La gozosa veneración otorgada a la Madre de Dios por la Iglesia en los tiempos actuales, a la luz de la reflexión sobre el misterio de Cristo y su naturaleza propia, no podía olvidar la figura de aquella Mujer, la Virgen María, que es Madre de Cristo y, a la vez, Madre de la Iglesia».
Con estas palabras se inicia el decreto publicado por la Congregación para el Culto Divino y la Disciplina de los Sacramentos el pasado 11 de febrero de 2018 en el que el papa Francisco ordena la celebración y la inscripción de la memoria de la bienaventurada Virgen María, Madre de la Iglesia en el calendario romano general el lunes después de Pentecostés.
Sin embargo, esta veneración de María como Madre de la Iglesia no es nueva, sino que ha estado presente en el sentir eclesial desde hace muchos siglos, como recuerda el mencionado decreto citando a san Agustín y a san León Magno.
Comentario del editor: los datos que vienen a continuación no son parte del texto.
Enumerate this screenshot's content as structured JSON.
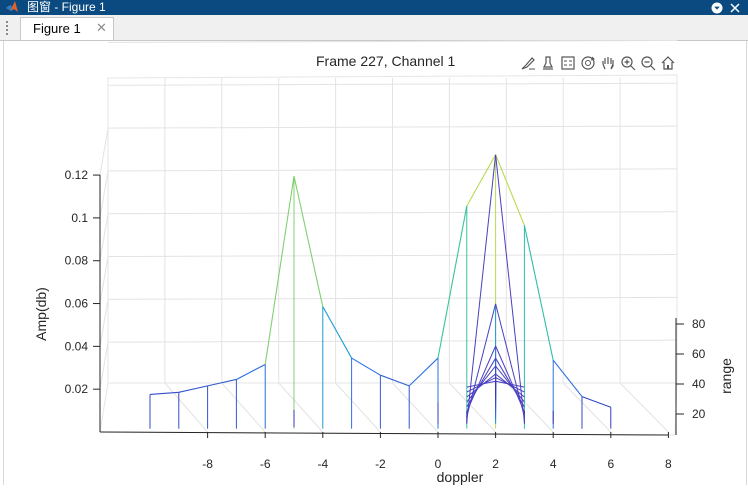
{
  "window": {
    "title": "图窗 - Figure 1",
    "app_icon": "matlab-icon",
    "menu_button_icon": "chevron-down-circle-icon",
    "close_icon": "close-icon",
    "titlebar_color": "#0b4a80"
  },
  "tabs": [
    {
      "label": "Figure 1",
      "close_icon": "close-icon",
      "active": true
    }
  ],
  "toolbar": {
    "icons": [
      "brush-icon",
      "data-tip-icon",
      "legend-icon",
      "rotate-3d-icon",
      "pan-icon",
      "zoom-in-icon",
      "zoom-out-icon",
      "home-icon"
    ]
  },
  "chart_data": {
    "type": "stem3",
    "title": "Frame 227, Channel 1",
    "xlabel": "doppler",
    "ylabel": "range",
    "zlabel": "Amp(db)",
    "xlim": [
      -10,
      10
    ],
    "ylim": [
      10,
      90
    ],
    "zlim": [
      0,
      0.14
    ],
    "x_ticks": [
      "-8",
      "-6",
      "-4",
      "-2",
      "0",
      "2",
      "4",
      "6",
      "8"
    ],
    "y_ticks": [
      "20",
      "40",
      "60",
      "80"
    ],
    "z_ticks": [
      "0.02",
      "0.04",
      "0.06",
      "0.08",
      "0.1",
      "0.12"
    ],
    "grid": true,
    "colormap": [
      "#3d26a8",
      "#2877e8",
      "#16b2c6",
      "#38c39c",
      "#f9e627"
    ],
    "stems": [
      {
        "x": -10,
        "y": 14,
        "z": 0.016
      },
      {
        "x": -9,
        "y": 14,
        "z": 0.017
      },
      {
        "x": -8,
        "y": 14,
        "z": 0.02
      },
      {
        "x": -7,
        "y": 14,
        "z": 0.023
      },
      {
        "x": -6,
        "y": 14,
        "z": 0.03
      },
      {
        "x": -5,
        "y": 14,
        "z": 0.118
      },
      {
        "x": -4,
        "y": 14,
        "z": 0.057
      },
      {
        "x": -3,
        "y": 14,
        "z": 0.033
      },
      {
        "x": -2,
        "y": 14,
        "z": 0.025
      },
      {
        "x": -1,
        "y": 14,
        "z": 0.02
      },
      {
        "x": 0,
        "y": 14,
        "z": 0.033
      },
      {
        "x": 1,
        "y": 14,
        "z": 0.104
      },
      {
        "x": 2,
        "y": 14,
        "z": 0.128
      },
      {
        "x": 3,
        "y": 14,
        "z": 0.095
      },
      {
        "x": 4,
        "y": 14,
        "z": 0.032
      },
      {
        "x": 5,
        "y": 14,
        "z": 0.015
      },
      {
        "x": 6,
        "y": 14,
        "z": 0.01
      },
      {
        "x": -5,
        "y": 16,
        "z": 0.008
      },
      {
        "x": 0,
        "y": 20,
        "z": 0.01
      },
      {
        "x": 1,
        "y": 20,
        "z": 0.006
      },
      {
        "x": 2,
        "y": 20,
        "z": 0.056
      },
      {
        "x": 3,
        "y": 20,
        "z": 0.006
      },
      {
        "x": 4,
        "y": 20,
        "z": 0.006
      },
      {
        "x": 2,
        "y": 26,
        "z": 0.034
      },
      {
        "x": 2,
        "y": 32,
        "z": 0.026
      },
      {
        "x": 2,
        "y": 38,
        "z": 0.02
      },
      {
        "x": 2,
        "y": 44,
        "z": 0.014
      },
      {
        "x": 2,
        "y": 50,
        "z": 0.01
      },
      {
        "x": 2,
        "y": 56,
        "z": 0.006
      },
      {
        "x": 2,
        "y": 62,
        "z": 0.004
      }
    ]
  }
}
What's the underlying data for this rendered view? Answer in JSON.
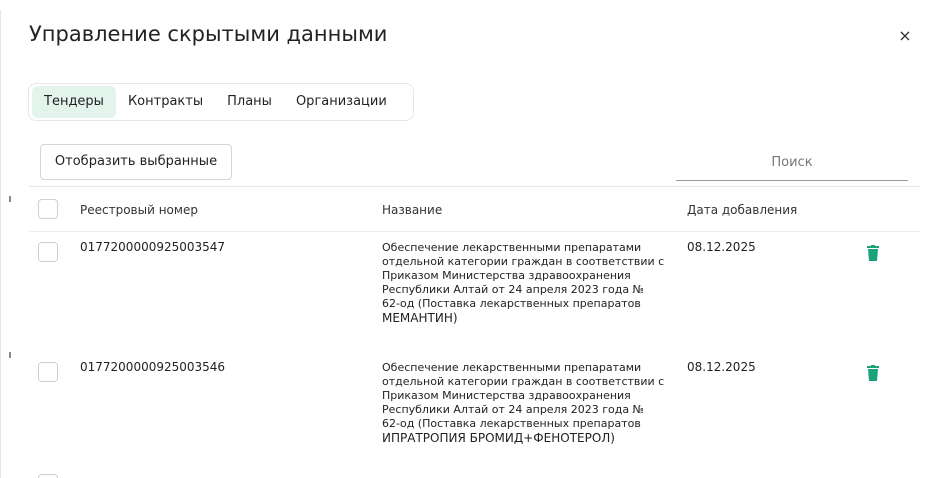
{
  "dialog": {
    "title": "Управление скрытыми данными",
    "close_glyph": "×"
  },
  "tabs": [
    {
      "label": "Тендеры",
      "active": true
    },
    {
      "label": "Контракты",
      "active": false
    },
    {
      "label": "Планы",
      "active": false
    },
    {
      "label": "Организации",
      "active": false
    }
  ],
  "toolbar": {
    "show_selected_label": "Отобразить выбранные",
    "search_placeholder": "Поиск"
  },
  "table": {
    "columns": {
      "number": "Реестровый номер",
      "name": "Название",
      "date": "Дата добавления"
    },
    "rows": [
      {
        "number": "0177200000925003547",
        "name_lines": [
          "Обеспечение лекарственными препаратами",
          "отдельной категории граждан в соответствии с",
          "Приказом Министерства здравоохранения",
          "Республики Алтай от 24 апреля 2023 года №",
          "62-од (Поставка лекарственных препаратов",
          "МЕМАНТИН)"
        ],
        "date": "08.12.2025"
      },
      {
        "number": "0177200000925003546",
        "name_lines": [
          "Обеспечение лекарственными препаратами",
          "отдельной категории граждан в соответствии с",
          "Приказом Министерства здравоохранения",
          "Республики Алтай от 24 апреля 2023 года №",
          "62-од (Поставка лекарственных препаратов",
          "ИПРАТРОПИЯ БРОМИД+ФЕНОТЕРОЛ)"
        ],
        "date": "08.12.2025"
      }
    ]
  },
  "icons": {
    "close": "close-icon",
    "delete": "trash-icon"
  },
  "colors": {
    "active_tab_bg": "#e3f4ec",
    "delete_icon": "#1aa37a"
  }
}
Pero no será hasta el siglo xx y como fruto del Concilio Vaticano II cuando esta devoción se ha extendido a todo el pueblo cristiano. Por este motivo la Sede Apostólica, especialmente después de haber propuesto una misa votiva en honor de la bienaventurada María, Madre de la Iglesia, con ocasión del Año Santo de la Redención (1975), incluida posteriormente en el Misal romano, concedió también la facultad de añadir la invocación de este título en las Letanías lauretanas (1980), publicó otros formularios en el compendio de las misas de la bienaventurada Virgen María (1986) y concedió añadir esta celebración en el calendario particular de algunas naciones, diócesis y familias religiosas que lo pedían.
Ahora, al extender esta fiesta a toda la Iglesia, el Santo Padre ha querido proveer también a las necesidades de los tiempos presentes porque, como los documentos históricos demuestran –y recordaba Pío XI al instituir la fiesta de Cristo Rey– las festividades en la Iglesia «fueron instituidas una tras otra en el transcurso de los siglos, conforme lo iban pidiendo la necesidad y utilidad del pueblo cristiano, esto es, cuando hacía falta robustecerlo contra un peligro común, o defenderlo contra los insidiosos errores de la herejía, o animarlo y encenderlo con mayor frecuencia para que conociese y venerase con mayor devoción algún misterio de la fe, o algún beneficio de la divina bondad».
En nuestra época, tan violentamente sacudida por la ideología de género y en la que la Iglesia está sufriendo tan dura persecución por su fidelidad al mensaje salvador de Cristo, el Sumo Pontífice nos presenta la función maternal que la Virgen ejerce sobre el pueblo cristiano como el medio providencial para «el crecimiento de la vida cristiana, fundamentado en el misterio de la Cruz, en la ofrenda de Cristo en el banquete eucarístico y en la Virgen oferente, Madre del Redentor y de los redimidos».
Y qué mejor modo de hacerlo que instituyendo esta nueva fiesta porque, como ya advertía Pío XI, «para instruir al pueblo en las cosas de la fe y atraerle por medio de ellas a los íntimos goces del espíritu, mucha más eficacia tienen las fiestas anuales de los sagrados misterios que cualesquiera enseñanzas, por autorizadas que sean, del eclesiástico magisterio».